Hekenukumai Busby could set a boat's course from here to Rarotonga with a glance at the stars and he wants young Maori to learn the ancient Polynesian skill.
He is close to starting construction on a $1 million wananga (school) to teach waka building and celestial navigation on a reserve on his whanau land at Aurere, north of Taipa.
Now 81, the waka tohunga sees the creation of an education centre to ensure Polynesian navigation arts will not be lost as his "last little effort, and then it will be up to the boys who want to keep going".
Mr Busby was cautious yesterday when asked to comment on being appointed an Officer of the New Zealand Order of Merit (ONZM) in the New Year Honours list, after receiving an MBE in 1994.
"Nothing to do with me," he said, loath to blow his own trumpet.
He received both honours for his services to Maori. He has led traditional waka construction and the revival of celestial navigation methods in Northland, building about 28 waka for iwi around New Zealand and for international groups.

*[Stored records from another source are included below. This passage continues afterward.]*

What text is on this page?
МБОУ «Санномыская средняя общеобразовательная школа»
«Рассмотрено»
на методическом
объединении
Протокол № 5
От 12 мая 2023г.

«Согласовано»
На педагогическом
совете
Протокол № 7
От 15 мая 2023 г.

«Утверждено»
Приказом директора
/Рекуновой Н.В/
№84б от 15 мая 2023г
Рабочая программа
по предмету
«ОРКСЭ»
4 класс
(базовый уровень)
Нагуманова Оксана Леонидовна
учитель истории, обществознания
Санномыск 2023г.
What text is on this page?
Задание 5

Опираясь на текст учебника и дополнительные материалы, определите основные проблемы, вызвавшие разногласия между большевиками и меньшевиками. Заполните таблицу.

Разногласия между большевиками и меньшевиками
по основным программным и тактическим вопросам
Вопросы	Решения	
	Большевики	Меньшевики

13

Earlier this year, he completed a 10-week full circumnavigation of the Polynesian triangle with a twin-hulled waka and, in 2010, was the first New Zealand Maori to be appointed as a Polynesian master navigator. A branch of the Maori Arts and Crafts Institute, established at Aurere earlier this year, teaches canoe carving.
Mr Busby has been involved with the Waitangi National Trust for more than 50 years, maintaining the waka Ngatokimatawhaorua. He was the Tai Tokerau delegate on the national kapa haka body for 25 years and is now a life member.
He said there was a lot of interest in learning traditional waka construction and celestial navigation, with knowledge of the stars helping "a lot of guys who were on the wrong track - it's got them back on the straight and narrow".
He was pleased to have made the voyage to Easter Island, which completed circumnavigation of the Polynesian triangle, recalling how in 1985 Sir James Henare had said he hoped some day Maori would repeat the sailing feats of their ancestors.
Mr Busby described offering up a personal prayer to Sir James.